Da Ex-Otago a Ghemon, indie e rap a Sanremo non convincono il pubblico
Il Festival di Sanremo è partito: ieri sera – 5 febbraio – Claudio Baglioni, Virginia Raffaele e Claudio Bisio hanno dato il fischio d’inizio alla nuova edizione (la numero 69) del Festival della canzone italiana, e quindi alla gara tra i 24 Big della musica. L’occhio di riguardo quest’anno è sicuramente per gli artisti della scena indie e rap, in particolare Ex-Otago, Motta, Achille Lauro e Ghemon.
Diciamolo, danno un colore diverso alla solita proposta di musica pop e leggera di questi ultimi sessantanove anni di Festival. Il panorama musicale è in continua trasformazione e quindi anche la direzione artistica del festival comincia ad adeguarsi alla domanda di mercato, attraendo così anche diverse fasce di pubblico.
Motta
La nuova onda indie che travolge Sanremo non sembra convincere il pubblico (che probabilmente è lo stesso da 70 anni): non a caso i due artisti di questa categoria- Motta ed Ex-Otago – sono arrivati nella zona rossa della classifica. Nota bene: quest’anno la classifica è divisa per colori. La parte blu è costituita dalle prime posizioni, quella gialla dalle posizioni intermedie, e la parte rossa è dedicata a chi occupa gli ultimi posti.
Motta
Motta, al secolo Francesco Motta 32 anni compiuti da poco, porta un brano dal titolo Dov’è l’Italia, con un testo ancorato all’attualità e un ritornello che somiglia a un’invocazione. L’arrangiamento è lodevole, specie per l’intro country e per i violini del finale; peccato lui abbia a volte stonato e sia stato un po’ sguaiato. Anche il testo sembrava promettere bene, ma è come si fosse rarefatto man mano che l’esecuzione proseguiva.
Ex-Otago
Ex-Otago
Con uno stacco di mezz’ora, entrano in scena gli Ex-Otago, attesissimi da chi l’indie la mastica da un pezzo. Sono loro, la band genovese formatasi nei primi anni del 2000 a fare da cartina tornasole per questa svolta alternativa della gara. Cantano Solo una canzone: è la storia di due amanti, uno dei quali chiede all’altro di restare insieme perché è facile amarsi quando tutto inizia, quando tremano le gambe, quando niente può fermare l’amore. Il difficile subentra quando il tempo passa, quando devi rimanere un amante credibile.

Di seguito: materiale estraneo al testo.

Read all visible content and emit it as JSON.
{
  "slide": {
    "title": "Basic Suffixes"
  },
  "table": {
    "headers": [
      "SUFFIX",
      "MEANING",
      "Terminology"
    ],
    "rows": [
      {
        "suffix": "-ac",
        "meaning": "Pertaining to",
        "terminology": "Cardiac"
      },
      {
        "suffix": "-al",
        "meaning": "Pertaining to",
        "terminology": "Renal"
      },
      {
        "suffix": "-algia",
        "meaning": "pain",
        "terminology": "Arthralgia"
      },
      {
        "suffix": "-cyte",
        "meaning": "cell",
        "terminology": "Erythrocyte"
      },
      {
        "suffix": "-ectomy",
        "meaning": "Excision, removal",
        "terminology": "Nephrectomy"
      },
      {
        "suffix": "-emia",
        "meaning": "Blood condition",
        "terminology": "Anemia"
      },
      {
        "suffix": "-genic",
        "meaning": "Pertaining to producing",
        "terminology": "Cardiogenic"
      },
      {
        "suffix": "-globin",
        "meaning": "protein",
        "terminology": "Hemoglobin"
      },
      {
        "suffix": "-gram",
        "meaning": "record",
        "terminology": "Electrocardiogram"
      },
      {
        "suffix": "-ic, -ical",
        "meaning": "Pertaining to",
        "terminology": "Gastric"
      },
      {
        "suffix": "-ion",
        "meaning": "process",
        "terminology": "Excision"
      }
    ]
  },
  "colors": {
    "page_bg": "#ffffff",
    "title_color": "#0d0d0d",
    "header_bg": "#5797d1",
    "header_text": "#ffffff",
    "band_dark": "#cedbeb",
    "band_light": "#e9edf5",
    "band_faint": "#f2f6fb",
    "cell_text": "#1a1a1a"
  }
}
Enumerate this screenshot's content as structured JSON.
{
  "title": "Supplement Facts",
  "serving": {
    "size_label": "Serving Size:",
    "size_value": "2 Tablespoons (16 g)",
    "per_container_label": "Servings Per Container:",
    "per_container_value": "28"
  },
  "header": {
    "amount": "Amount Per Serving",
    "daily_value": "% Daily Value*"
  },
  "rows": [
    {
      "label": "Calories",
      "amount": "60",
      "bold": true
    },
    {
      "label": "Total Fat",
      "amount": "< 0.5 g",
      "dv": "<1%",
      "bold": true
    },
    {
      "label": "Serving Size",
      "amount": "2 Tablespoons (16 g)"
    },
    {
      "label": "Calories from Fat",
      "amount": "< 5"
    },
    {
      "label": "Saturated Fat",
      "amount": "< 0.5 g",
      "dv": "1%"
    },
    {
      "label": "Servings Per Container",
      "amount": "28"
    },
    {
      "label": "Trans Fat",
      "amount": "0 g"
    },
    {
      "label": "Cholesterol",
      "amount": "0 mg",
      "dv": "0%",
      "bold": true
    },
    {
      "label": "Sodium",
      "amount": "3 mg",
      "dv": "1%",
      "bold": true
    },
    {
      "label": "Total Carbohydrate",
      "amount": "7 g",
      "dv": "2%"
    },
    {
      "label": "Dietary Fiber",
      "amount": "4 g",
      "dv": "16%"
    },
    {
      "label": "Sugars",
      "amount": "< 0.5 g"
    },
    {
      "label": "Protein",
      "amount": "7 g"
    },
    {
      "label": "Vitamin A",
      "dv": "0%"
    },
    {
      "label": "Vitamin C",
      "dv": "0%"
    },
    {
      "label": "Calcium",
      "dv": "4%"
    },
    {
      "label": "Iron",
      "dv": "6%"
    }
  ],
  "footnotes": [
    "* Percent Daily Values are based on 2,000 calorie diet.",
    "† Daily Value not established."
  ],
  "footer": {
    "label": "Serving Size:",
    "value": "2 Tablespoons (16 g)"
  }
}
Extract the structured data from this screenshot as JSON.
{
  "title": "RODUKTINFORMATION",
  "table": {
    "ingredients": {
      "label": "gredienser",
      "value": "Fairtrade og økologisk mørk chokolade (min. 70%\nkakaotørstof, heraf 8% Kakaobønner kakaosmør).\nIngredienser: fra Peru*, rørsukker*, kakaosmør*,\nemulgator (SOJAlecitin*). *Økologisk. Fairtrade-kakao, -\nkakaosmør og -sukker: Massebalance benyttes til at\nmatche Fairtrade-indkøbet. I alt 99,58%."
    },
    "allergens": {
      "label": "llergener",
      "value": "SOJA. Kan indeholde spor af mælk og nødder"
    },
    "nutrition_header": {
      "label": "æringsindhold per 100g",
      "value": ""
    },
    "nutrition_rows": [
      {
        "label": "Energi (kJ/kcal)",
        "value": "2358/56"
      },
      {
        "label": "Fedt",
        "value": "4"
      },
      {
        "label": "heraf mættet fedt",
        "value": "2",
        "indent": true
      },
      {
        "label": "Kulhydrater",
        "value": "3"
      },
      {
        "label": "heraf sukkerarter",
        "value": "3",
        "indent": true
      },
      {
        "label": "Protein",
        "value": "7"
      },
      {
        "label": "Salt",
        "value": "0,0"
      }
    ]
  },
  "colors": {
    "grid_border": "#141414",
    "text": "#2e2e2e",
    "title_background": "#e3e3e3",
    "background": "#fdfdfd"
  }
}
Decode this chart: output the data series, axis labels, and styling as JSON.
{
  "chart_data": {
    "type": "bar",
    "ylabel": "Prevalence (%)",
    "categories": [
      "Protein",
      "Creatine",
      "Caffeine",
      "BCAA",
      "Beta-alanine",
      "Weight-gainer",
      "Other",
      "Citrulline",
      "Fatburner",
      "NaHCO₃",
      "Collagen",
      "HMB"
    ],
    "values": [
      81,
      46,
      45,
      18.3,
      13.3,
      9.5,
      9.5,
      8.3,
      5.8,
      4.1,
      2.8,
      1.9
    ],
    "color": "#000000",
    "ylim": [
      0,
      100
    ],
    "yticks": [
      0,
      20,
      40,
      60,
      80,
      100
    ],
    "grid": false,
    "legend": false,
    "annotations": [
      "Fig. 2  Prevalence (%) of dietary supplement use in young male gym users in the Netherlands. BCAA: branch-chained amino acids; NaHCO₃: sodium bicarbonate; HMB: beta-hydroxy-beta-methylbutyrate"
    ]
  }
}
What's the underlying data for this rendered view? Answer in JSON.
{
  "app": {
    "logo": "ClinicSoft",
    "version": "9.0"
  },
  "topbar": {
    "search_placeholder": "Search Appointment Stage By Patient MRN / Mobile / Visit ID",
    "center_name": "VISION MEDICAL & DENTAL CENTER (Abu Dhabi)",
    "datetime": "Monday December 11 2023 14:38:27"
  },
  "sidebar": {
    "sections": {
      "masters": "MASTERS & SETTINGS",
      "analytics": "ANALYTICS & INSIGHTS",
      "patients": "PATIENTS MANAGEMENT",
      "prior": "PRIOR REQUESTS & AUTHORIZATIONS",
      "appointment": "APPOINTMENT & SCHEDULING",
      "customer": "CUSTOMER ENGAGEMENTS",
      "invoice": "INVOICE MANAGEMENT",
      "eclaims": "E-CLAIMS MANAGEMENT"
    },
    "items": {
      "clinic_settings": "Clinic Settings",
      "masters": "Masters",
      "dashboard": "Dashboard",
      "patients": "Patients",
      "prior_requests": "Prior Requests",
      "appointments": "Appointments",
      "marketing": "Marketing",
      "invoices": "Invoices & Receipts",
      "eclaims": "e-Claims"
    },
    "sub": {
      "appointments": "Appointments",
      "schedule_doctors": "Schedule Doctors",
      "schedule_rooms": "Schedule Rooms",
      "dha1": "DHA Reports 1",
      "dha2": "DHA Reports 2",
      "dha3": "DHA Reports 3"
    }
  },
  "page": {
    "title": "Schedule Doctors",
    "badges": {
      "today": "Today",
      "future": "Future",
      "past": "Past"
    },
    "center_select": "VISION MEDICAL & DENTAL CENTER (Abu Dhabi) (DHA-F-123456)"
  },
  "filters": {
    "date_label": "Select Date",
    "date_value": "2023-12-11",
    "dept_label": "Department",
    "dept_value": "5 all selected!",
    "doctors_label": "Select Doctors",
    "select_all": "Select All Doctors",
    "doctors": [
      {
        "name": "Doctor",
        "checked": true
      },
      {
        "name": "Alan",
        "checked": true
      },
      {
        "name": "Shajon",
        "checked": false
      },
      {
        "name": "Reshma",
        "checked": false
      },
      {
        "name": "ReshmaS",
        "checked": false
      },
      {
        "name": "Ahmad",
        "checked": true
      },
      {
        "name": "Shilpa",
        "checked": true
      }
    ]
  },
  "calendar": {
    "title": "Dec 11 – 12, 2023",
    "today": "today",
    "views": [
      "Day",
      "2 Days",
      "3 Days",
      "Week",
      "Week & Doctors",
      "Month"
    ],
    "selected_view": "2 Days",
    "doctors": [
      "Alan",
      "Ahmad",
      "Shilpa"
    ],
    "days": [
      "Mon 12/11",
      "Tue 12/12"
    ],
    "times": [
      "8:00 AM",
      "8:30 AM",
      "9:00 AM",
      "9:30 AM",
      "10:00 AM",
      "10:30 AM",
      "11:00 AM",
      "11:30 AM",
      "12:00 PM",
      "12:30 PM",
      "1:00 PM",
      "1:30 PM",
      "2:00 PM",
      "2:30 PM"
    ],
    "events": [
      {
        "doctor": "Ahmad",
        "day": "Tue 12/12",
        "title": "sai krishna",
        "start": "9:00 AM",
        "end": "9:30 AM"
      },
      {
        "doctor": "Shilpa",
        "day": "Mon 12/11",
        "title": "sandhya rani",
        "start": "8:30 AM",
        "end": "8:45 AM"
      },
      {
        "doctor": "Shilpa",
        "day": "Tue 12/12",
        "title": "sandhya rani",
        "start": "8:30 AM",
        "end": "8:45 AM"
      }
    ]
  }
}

Diversamente da Motta, gli indie genovesi portano un testo solido, con una melodia non all’altezza che ha quasi reso questo testo una canzonetta (senza nulla togliere alle canzonette).
Achille Lauro
Achille Lauro e Ghemon
Ma veniamo al mondo del rap: la proposta per quest’anno si divide tra Achille Lauro e Ghemon. Il primo, classe 1990, porta Rolls Royce, una specie di calderone fatto di citazioni e riprese di luoghi comuni del passato: ci sono i Doors, Marylin Monroe, Jimi Hendrix e Van Gogh. Il punto è che non si capisce l’esatto senso del testo. Forse era questo l’obiettivo? Poi c’è Ghemon, pseudonimo di Giovanni Luca Picariello. Canta Rose viola, la supplica di una donna che piange di notte ripensando ai giorni trascorsi col suo vecchio amore. Per essere un testo rap che parla di un argomento tanto inflazionato come l’amore, questo brano funziona.
Ghemon
Ora che la gara è entrata nel vivo, bisognerà capire se la platea di Sanremo sarà in grado di accettare e apprezzare quello che di nuovo è arrivato sul palco dell’Ariston.